Geriye bir kaç adım attığımda bir bedene çarpmıştım... yerimden sıçradım korkuyla.

"Sakin ol..."

"Napıyorsun arkamda? Korkabileceğimi düşünemiyor musun?"

En son tuvalete gitmişti, geldiğini nasıl duymamıştım...
Yüreğim korkudan hâlâ göğsümü dövüyordu.

"Seni izliyorum. Körlüğe hâlâ alışmış değilsin. Böyle yerler senin için tehlike arz ediyor Jungkook."

"Bunu beni korkutmadan da yapabilirsin!"

"Dikkatini çekerim; ben sana doğru gelmedim, sen bana doğru geldin."

Her defasından yağ gibi üste çıkmasına ağzım bir miktar açılmıştı.

"Dalga mı geçiyorsun benimle?"

Sanırım, tahammül edemediğim noktaya gelmiştik.

"Hayır. Sadece işimi yapıyorum ve seni korumaya çalışıyorum."

"Çekil şurdan."

Kolundan itip kenara geçmesini sağladım. Engel olmadı da.
İlerlemeye başladım küçük adımlarla. Ne diye atar yapıyorsam, sanki koşarak gidebilecekmişim gibi...

Koltuğu bulduğumda kendimi attım. Derin nefes aldım.

"Müzik aç bana."

O beni sinir ettiyse, ben de etmeliydim... ki zaten ondan sinirimi çıkarmak için kendime söz bile vermiştim.

"Ne açmamı istiyorsun?"

Dedi umursamadan.
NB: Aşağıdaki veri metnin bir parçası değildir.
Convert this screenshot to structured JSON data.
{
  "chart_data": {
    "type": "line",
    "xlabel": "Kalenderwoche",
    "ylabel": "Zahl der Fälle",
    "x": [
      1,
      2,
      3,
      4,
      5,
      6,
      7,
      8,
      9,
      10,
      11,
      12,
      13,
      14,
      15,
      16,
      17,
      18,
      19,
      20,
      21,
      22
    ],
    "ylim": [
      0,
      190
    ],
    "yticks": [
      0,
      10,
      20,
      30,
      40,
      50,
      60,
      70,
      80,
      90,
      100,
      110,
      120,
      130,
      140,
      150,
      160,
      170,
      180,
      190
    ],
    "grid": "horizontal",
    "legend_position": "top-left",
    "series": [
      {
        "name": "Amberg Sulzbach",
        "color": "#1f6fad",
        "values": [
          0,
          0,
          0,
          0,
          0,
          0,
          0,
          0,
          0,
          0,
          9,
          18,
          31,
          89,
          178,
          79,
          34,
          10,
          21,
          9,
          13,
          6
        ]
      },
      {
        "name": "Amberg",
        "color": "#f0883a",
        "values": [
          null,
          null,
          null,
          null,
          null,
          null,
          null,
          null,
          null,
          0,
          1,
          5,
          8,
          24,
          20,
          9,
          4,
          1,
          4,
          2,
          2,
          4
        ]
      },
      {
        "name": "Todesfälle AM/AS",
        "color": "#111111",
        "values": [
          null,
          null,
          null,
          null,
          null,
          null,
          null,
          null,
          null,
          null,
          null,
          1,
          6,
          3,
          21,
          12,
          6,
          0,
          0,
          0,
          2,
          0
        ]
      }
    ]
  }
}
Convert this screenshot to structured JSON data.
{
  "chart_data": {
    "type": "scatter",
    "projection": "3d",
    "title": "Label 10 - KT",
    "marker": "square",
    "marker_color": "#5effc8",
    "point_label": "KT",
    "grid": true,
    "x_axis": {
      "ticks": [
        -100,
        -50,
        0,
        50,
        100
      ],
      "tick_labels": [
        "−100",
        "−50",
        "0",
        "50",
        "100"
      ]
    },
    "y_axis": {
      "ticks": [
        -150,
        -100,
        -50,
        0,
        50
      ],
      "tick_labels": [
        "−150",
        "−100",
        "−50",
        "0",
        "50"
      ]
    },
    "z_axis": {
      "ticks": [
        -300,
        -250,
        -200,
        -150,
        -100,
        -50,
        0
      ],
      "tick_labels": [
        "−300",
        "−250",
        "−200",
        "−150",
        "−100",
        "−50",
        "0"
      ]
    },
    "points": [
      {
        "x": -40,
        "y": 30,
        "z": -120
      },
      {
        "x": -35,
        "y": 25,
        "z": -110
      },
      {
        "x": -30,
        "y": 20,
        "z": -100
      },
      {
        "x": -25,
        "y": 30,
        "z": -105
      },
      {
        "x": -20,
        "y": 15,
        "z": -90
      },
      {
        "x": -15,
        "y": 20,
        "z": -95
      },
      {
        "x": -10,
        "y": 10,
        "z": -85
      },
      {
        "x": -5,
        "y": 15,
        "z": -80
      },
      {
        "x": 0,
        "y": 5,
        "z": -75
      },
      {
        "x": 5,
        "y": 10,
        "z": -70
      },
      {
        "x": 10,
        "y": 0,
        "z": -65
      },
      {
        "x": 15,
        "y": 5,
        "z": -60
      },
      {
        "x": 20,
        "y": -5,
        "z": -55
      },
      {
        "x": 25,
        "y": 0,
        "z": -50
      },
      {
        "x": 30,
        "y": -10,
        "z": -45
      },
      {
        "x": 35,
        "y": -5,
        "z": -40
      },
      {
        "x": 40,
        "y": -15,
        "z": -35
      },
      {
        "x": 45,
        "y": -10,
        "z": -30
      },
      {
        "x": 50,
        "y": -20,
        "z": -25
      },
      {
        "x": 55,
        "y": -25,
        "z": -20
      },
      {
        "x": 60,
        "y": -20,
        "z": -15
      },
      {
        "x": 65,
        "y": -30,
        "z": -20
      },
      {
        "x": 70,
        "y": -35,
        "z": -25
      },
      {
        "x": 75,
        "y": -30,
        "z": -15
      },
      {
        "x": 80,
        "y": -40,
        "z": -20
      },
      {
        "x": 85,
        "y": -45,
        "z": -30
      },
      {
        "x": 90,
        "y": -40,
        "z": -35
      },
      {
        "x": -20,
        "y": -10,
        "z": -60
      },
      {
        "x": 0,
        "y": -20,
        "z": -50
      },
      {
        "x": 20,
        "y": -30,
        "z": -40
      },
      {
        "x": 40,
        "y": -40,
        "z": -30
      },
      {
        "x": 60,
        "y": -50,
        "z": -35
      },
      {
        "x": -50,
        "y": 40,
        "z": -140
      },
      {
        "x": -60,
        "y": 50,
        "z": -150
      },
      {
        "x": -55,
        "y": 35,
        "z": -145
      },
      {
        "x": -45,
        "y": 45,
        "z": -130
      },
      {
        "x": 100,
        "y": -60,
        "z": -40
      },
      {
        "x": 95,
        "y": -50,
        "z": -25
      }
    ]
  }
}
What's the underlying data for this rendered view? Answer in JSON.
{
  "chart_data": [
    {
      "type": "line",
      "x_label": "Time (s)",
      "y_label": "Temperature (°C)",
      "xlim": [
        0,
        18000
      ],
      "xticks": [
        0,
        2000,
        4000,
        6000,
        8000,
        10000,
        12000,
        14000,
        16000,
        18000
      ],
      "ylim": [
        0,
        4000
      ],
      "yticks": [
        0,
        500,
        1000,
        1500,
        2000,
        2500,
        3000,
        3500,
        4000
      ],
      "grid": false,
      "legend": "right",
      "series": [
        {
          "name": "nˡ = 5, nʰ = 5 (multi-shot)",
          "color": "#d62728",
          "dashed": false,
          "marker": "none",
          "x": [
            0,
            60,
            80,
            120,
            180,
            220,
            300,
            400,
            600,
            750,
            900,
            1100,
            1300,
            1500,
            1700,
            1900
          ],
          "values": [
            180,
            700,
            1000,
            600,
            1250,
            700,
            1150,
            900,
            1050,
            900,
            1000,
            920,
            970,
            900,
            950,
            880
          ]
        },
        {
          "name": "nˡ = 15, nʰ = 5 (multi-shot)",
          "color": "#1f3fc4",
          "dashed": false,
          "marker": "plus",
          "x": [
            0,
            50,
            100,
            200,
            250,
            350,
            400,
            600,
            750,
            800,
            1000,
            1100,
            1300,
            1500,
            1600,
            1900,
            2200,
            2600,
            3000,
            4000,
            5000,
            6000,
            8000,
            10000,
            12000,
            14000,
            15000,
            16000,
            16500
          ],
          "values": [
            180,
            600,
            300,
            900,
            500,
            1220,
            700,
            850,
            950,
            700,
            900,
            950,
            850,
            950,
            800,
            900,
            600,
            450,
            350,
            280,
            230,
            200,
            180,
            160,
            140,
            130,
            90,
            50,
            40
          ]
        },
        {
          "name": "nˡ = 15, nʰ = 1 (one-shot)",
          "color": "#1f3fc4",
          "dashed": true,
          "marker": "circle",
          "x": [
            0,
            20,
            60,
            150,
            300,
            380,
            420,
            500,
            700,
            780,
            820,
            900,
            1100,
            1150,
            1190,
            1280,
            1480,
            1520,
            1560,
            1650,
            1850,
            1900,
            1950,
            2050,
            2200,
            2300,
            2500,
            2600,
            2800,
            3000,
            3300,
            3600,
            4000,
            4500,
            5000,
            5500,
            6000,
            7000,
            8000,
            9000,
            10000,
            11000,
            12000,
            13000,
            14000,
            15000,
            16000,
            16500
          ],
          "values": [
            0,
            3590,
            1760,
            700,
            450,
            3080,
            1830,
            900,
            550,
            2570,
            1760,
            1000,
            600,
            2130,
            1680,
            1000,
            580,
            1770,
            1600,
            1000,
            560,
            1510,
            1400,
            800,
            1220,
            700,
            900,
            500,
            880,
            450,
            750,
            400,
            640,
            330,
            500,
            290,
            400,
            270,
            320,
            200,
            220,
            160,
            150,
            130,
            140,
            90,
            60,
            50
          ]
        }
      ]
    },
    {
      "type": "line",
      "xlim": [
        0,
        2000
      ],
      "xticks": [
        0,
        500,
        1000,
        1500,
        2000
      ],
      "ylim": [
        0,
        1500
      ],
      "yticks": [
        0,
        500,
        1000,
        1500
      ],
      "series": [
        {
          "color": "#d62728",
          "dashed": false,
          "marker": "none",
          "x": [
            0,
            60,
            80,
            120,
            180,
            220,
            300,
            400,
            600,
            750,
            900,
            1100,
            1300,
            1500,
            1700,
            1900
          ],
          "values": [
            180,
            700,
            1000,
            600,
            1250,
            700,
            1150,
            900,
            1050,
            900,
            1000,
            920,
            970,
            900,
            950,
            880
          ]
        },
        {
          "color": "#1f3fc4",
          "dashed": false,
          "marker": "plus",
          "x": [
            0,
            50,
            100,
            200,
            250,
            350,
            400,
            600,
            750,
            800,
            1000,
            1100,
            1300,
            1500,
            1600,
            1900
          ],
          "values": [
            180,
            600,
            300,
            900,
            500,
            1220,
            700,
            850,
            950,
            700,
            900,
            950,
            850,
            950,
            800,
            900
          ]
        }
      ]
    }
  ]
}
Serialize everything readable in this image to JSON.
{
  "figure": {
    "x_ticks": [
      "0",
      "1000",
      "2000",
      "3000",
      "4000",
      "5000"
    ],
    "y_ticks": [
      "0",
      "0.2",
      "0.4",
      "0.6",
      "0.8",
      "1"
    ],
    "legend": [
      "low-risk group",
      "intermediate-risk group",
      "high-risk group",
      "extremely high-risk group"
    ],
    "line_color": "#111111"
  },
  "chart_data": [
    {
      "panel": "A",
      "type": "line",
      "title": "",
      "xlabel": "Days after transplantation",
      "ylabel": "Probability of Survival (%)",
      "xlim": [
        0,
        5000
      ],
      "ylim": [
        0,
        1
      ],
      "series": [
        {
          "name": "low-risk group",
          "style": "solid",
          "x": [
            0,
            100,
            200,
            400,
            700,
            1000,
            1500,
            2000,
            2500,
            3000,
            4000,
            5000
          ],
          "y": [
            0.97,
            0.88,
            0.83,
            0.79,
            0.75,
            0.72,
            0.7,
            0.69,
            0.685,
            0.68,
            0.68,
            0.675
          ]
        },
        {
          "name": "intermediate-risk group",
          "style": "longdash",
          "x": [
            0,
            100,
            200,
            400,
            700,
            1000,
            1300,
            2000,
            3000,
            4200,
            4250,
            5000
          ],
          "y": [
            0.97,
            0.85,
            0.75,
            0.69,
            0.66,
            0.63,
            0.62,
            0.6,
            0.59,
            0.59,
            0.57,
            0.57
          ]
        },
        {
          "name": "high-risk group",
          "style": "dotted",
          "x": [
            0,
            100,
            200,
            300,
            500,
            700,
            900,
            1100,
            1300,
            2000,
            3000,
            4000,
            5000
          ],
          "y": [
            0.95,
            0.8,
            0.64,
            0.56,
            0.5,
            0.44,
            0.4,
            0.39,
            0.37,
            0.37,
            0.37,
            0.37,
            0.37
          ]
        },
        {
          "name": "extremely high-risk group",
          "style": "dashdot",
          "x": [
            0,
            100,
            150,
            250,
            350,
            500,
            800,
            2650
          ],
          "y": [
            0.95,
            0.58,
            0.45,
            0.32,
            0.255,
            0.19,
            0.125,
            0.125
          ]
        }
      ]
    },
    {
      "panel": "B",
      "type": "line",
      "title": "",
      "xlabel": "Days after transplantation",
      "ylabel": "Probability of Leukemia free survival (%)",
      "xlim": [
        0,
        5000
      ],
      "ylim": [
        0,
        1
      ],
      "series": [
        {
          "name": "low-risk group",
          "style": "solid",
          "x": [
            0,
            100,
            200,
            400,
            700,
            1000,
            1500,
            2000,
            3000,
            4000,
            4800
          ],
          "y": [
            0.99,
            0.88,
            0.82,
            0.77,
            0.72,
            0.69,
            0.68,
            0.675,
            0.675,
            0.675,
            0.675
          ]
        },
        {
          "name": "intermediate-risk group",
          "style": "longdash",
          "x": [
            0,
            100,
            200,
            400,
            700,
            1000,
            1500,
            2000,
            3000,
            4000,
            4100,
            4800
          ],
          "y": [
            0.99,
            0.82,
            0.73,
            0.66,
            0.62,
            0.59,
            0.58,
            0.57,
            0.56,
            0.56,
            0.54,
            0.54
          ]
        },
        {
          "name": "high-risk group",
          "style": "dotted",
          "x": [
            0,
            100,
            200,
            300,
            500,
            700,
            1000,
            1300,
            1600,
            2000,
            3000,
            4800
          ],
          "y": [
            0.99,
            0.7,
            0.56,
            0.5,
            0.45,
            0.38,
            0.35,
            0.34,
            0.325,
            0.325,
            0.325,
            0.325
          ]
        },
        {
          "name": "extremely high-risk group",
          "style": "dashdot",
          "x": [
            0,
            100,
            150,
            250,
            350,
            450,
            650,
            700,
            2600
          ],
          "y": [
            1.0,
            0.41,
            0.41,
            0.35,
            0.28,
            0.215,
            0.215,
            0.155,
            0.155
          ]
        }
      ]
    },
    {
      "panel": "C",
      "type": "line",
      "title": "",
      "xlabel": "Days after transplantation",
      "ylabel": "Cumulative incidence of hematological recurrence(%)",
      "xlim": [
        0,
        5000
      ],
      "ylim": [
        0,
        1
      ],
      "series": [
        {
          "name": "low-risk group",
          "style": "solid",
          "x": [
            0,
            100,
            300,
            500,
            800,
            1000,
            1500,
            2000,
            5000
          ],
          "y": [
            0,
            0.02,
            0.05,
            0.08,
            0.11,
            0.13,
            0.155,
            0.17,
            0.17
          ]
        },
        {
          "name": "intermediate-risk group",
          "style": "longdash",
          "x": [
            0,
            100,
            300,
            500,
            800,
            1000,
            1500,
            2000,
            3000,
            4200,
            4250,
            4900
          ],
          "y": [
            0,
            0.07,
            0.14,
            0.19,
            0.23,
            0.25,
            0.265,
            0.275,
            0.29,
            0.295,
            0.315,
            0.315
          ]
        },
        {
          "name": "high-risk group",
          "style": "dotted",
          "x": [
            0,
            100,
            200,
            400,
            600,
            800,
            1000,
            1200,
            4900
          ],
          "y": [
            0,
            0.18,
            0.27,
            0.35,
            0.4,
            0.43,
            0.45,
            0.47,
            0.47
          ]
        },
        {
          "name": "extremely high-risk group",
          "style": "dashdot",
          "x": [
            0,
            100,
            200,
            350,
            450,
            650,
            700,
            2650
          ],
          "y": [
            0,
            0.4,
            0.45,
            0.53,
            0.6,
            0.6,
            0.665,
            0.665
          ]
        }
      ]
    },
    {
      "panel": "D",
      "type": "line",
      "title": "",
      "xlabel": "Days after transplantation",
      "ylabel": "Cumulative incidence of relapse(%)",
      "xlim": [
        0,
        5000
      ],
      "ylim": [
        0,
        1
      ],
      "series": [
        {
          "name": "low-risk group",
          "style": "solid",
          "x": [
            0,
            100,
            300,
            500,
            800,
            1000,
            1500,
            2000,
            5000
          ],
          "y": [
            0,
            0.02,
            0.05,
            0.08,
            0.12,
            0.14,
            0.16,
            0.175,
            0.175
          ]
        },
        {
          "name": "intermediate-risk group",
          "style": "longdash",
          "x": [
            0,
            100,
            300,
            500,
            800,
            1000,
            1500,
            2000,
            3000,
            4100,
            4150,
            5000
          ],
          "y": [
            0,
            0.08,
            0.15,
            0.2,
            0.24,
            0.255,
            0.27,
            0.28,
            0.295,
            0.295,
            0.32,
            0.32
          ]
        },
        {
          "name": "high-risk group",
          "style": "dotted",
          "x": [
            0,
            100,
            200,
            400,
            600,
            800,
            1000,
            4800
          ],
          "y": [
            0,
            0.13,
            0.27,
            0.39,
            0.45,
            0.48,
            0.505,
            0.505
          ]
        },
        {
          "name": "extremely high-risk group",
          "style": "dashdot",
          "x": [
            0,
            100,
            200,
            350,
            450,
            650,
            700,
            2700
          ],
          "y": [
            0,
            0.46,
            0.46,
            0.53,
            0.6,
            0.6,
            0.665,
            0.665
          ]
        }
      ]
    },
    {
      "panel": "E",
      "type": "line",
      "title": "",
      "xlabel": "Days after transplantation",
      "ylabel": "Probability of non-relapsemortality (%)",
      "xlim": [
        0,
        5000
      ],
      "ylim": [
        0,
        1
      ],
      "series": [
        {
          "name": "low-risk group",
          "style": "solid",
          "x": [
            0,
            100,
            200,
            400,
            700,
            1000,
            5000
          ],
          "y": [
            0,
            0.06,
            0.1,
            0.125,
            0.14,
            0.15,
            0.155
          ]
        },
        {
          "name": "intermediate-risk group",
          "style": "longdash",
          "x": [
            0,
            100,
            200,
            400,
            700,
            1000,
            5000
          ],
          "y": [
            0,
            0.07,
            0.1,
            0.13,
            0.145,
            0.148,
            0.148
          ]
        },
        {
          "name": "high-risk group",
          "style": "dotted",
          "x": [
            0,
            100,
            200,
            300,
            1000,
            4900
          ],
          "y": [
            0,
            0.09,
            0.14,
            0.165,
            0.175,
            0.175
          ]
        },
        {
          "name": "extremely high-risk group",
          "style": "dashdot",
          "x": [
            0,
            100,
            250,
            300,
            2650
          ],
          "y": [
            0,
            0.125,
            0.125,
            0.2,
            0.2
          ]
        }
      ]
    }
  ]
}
Bu, beni daha çok sinir etmişti...

"Love Like Ours - Aron Wright"

Bir süre sonra müziğin sesi odayı doldurmuştu. En azından, müzik dinlediğimde gözümde bir hayal canlanıyordu. Keyfini çıkarttım...

"Memnun oldunuz mu küçük bey?"

Koltuğa yasladığım başımı hızla kaldırdım.

"Bana öyle hitap etme."

Bilerek yapıyordu. O kadar emindim ki...

Şarkı bitene kadar, daha konuşmamıştım. rahatlamış hissediyordum. Şarkı sonladığında, ilk sessizliği bölen o oldu.

"Jungkook, saat 8'e geliyor, gideceğim. Sabah ise, saat 9'da geleceğim. Tamam mı?"

Telaş tekrar vücudumu kaplarken, sessizce mırıldandım.

"Benimle kalacaksın sanıyordum."

Bazı şeylerine ne kadar gıcık olsamda, onunlayken yalnız hissetmiyordum. Tek kalmak şu an bana korkunç geliyordu.

"Ailem var Jungkook... ki çoğu vaktim senin zaten. İlk geceler zorlanabilirsin fakat, kısa süre içinde alışacağına eminim."

Bir şey söylemedim. Fakat kendimi çok kötü hissediyordum.
Ayağa kalktı ve tekrar koltuğa oturdu. Bu sefer daha yakınıma geldi.

"Elini ver..."

İtiraz etmeden uzattım. Soğuk elleriyle sardı elimi. Parmakları dikkatimi çekti... inceydi. O an, karşımdaki kişiyi daha çok merak ettim. Yüzü nasıldı?